The prime minister is set to present the economic issue of the remainder of the 54-member club, as prominent Republican figures in both Australia and Jamaica discuss severing ties with the royal family.
The Prince of Wales will represent the Queen, at the head of the group made up mostly of former territories of the British Empire, when prime ministers and presidents meet for the first time since 2018.
But the prince’s and prime minister’s visit was overshadowed by a recent report in The Times alleging that Charles described Johnson’s policy of sending asylum seekers to Rwanda as “appalling”.
The newspaper said a source had heard Charles express his opposition to the policy several times in private, and that he was “very disappointed” with the deportation plan.
Andy GregoryJune 22 2022 18:17
Reiss-Mogg plays down the suggestion that EU reforms could lead to new problems with the Brexit protocol
Jacob Rees-Mogg has played down any suggestion that plans to reform EU law retained could lead to further clashes over post-Brexit trade arrangements in Northern Ireland.
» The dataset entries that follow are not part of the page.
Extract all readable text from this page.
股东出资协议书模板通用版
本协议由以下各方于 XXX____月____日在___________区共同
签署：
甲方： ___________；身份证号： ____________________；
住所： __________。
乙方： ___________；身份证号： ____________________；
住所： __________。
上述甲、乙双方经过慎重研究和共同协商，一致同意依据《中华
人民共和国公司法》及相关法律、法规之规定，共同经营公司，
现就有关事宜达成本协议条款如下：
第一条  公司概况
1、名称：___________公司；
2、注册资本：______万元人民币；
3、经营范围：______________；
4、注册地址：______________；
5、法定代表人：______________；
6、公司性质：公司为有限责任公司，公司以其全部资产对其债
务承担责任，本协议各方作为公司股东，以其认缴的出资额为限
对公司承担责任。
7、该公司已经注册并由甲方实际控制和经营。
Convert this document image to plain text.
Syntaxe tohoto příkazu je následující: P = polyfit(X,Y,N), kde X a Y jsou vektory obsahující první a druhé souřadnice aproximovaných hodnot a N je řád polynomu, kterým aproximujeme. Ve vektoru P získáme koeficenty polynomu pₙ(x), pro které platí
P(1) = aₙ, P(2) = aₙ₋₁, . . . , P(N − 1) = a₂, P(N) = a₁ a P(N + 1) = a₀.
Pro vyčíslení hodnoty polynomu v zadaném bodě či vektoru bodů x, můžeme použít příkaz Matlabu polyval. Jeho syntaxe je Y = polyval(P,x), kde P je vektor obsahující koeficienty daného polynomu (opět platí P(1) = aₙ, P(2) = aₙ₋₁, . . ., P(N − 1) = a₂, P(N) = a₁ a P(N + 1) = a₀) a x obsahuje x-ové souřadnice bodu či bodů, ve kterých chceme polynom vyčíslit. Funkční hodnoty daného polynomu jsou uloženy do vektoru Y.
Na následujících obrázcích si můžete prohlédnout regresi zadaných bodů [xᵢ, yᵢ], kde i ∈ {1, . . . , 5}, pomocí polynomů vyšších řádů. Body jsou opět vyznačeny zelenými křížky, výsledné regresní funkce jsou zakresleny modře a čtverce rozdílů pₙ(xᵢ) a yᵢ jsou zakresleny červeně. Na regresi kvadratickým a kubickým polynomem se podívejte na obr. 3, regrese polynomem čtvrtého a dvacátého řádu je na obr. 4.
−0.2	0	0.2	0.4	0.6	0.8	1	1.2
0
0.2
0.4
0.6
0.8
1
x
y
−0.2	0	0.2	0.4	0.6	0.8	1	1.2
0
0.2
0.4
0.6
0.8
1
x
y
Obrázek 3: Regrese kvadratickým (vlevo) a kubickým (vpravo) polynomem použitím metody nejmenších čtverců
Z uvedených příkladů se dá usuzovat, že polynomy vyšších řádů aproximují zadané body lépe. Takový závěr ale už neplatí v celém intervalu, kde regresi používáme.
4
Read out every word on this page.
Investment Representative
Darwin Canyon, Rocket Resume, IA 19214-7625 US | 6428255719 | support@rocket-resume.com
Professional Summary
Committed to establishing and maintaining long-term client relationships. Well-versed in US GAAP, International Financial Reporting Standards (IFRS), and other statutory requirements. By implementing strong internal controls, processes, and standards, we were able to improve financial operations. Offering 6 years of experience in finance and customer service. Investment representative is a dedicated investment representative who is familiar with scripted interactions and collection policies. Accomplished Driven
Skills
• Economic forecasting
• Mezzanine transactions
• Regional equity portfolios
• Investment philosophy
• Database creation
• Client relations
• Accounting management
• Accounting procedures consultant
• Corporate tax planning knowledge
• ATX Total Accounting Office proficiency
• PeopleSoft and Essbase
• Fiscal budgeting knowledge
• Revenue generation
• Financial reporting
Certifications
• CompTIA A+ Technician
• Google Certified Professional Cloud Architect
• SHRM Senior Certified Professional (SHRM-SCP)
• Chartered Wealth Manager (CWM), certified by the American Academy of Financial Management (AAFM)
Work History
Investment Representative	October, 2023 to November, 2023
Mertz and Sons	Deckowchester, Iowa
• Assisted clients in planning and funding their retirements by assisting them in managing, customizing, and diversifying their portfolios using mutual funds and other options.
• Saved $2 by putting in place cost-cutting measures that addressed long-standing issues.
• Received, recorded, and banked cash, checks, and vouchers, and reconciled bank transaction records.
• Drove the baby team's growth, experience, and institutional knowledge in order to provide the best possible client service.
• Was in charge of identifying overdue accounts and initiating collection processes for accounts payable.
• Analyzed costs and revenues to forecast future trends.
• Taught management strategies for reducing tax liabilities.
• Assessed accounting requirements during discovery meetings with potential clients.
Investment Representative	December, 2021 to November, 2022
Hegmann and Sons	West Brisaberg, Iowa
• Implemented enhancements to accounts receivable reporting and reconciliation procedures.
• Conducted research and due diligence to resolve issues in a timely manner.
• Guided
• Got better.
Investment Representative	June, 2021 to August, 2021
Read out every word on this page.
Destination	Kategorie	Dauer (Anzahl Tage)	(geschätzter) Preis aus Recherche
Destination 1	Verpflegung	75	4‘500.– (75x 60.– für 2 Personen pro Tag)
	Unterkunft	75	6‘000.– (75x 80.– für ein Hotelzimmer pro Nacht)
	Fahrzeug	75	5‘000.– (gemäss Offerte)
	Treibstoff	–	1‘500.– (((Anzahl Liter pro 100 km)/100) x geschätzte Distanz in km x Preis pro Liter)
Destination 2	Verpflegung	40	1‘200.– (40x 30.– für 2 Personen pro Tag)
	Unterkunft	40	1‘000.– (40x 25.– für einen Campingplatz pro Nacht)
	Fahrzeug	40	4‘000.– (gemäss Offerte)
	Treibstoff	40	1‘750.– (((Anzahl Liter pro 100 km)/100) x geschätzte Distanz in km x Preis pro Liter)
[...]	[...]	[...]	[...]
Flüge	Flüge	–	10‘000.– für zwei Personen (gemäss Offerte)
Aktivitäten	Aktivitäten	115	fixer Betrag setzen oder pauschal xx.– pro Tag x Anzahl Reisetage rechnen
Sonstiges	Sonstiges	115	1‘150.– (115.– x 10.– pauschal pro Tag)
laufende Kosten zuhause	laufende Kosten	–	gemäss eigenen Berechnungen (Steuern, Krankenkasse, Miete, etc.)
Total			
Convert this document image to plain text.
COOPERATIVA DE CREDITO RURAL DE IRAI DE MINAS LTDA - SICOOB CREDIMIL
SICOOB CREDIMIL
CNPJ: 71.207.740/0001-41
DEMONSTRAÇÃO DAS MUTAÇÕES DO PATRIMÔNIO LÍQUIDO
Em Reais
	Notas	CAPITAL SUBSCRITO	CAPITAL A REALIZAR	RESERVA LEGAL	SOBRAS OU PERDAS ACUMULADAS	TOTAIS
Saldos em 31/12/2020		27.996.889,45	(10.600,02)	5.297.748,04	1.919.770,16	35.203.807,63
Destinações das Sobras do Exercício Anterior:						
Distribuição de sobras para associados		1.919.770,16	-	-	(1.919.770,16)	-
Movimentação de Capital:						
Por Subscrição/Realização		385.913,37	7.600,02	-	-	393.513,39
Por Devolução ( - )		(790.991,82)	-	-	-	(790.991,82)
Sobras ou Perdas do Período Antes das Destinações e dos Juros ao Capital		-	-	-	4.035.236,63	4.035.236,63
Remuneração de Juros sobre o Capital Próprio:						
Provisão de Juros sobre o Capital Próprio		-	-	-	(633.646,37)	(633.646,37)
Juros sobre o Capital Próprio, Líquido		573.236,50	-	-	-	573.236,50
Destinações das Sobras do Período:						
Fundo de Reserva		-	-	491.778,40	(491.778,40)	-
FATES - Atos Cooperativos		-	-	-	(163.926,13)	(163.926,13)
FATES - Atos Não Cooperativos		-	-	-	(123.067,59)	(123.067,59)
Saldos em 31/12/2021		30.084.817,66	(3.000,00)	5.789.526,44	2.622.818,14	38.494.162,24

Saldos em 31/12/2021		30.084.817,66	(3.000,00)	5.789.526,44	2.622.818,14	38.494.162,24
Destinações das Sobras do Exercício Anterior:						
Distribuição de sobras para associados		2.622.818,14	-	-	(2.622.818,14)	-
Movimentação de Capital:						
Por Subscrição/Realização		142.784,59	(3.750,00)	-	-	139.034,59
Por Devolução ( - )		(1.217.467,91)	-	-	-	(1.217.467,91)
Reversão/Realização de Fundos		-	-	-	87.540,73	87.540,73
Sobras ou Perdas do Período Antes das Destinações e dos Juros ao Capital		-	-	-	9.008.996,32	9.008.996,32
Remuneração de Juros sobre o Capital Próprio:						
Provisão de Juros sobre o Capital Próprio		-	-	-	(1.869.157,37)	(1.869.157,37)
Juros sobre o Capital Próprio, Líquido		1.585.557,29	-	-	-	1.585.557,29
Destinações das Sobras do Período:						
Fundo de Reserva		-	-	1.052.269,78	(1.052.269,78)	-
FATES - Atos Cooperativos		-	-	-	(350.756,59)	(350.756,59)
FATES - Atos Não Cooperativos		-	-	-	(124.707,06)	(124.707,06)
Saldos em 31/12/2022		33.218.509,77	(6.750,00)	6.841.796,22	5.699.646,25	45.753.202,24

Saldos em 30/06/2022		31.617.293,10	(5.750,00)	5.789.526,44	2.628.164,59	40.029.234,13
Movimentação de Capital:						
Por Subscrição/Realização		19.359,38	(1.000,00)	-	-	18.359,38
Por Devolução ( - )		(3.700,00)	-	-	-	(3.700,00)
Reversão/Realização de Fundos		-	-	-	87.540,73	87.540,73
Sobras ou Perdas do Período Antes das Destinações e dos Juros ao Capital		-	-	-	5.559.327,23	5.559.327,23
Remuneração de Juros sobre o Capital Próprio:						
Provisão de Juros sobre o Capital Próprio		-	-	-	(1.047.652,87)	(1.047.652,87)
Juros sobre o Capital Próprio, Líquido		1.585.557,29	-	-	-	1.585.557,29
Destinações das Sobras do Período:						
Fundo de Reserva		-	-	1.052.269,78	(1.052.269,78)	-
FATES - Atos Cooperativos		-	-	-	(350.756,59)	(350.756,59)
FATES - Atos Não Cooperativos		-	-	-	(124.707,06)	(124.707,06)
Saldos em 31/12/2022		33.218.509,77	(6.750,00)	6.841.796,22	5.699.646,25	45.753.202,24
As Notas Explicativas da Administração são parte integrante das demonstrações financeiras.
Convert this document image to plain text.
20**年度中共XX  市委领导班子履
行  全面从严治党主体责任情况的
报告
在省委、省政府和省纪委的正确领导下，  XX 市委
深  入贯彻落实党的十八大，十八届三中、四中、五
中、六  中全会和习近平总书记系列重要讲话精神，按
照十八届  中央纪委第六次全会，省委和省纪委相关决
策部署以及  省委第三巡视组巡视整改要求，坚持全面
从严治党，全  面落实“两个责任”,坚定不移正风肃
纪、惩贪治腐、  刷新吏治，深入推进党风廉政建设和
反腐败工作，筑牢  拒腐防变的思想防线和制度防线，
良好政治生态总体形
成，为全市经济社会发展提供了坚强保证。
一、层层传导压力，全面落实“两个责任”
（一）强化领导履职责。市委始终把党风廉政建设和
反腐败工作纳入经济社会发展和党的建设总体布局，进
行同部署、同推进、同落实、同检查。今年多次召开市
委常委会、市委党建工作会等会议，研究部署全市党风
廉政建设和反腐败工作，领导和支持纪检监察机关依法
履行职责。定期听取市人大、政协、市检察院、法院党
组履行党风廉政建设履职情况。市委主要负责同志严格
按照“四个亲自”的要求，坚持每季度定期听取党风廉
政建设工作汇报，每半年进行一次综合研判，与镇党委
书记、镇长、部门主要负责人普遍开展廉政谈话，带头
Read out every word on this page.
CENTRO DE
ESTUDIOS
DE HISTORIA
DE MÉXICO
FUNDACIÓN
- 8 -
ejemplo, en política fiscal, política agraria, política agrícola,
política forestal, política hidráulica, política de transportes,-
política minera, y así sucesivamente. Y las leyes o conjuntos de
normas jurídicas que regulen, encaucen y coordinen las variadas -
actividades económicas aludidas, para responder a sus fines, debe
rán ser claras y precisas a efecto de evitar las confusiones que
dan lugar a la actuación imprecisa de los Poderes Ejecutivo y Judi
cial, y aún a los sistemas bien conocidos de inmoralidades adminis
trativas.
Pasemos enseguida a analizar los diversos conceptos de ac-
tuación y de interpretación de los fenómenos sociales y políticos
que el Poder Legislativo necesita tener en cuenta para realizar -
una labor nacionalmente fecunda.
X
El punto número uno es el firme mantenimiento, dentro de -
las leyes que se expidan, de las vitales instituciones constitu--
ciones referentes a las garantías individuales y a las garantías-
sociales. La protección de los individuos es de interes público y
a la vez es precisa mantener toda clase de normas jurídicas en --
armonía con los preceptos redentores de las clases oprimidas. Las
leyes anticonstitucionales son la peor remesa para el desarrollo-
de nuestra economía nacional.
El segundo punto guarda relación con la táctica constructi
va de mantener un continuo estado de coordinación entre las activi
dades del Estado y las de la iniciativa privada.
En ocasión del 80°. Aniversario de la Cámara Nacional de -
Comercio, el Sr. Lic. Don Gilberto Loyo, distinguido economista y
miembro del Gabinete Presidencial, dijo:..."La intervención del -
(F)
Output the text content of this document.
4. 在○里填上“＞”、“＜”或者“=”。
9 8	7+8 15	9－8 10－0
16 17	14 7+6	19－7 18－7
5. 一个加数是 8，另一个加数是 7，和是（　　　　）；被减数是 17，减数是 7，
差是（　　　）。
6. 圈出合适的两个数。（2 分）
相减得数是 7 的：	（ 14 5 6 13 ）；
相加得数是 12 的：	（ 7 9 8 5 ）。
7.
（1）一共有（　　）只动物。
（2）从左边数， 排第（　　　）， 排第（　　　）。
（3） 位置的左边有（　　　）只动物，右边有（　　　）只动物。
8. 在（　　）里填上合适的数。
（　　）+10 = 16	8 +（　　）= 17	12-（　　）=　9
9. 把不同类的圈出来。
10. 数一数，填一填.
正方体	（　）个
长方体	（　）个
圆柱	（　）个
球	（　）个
“It is very important that the benefits of the divergence feed into Northern Ireland. It cannot be left out in the cold. This would be in line with the protocol reforms,” the Brexit Opportunities Minister said.
He stressed, however, that efforts to catalog and target long-standing EU law had not been a “motivator” for the UK’s unilateral efforts to make changes to the Northern Ireland Protocol, which has sparked significant disagreement with the EU.
Andy GregoryJun 22 2022 18:02
Suspended Conservative MP David Warburton faces new investigation into ‘paid call’
Deputy Speaker of Parliament suspended by the Conservative Party over allegations of sexual harassment and cocaine use faces new investigation in the House of Commons, our political deputy editor-in-chief Rob Merrick reports.
David Warburton has been disciplined by his party and is already being investigated by the Independent Complaints and Grievances Parliament (ICGS), it is understood.
Now the MP for Somerton and Frome is also the subject of the Parliamentary Standards Commissioner’s investigation into whether he violated MPs’ code of conduct on three counts.
They are a “paid defence”, non-declaration of interest, and rules relating to the declaration of “gifts, benefits, and hospitality”.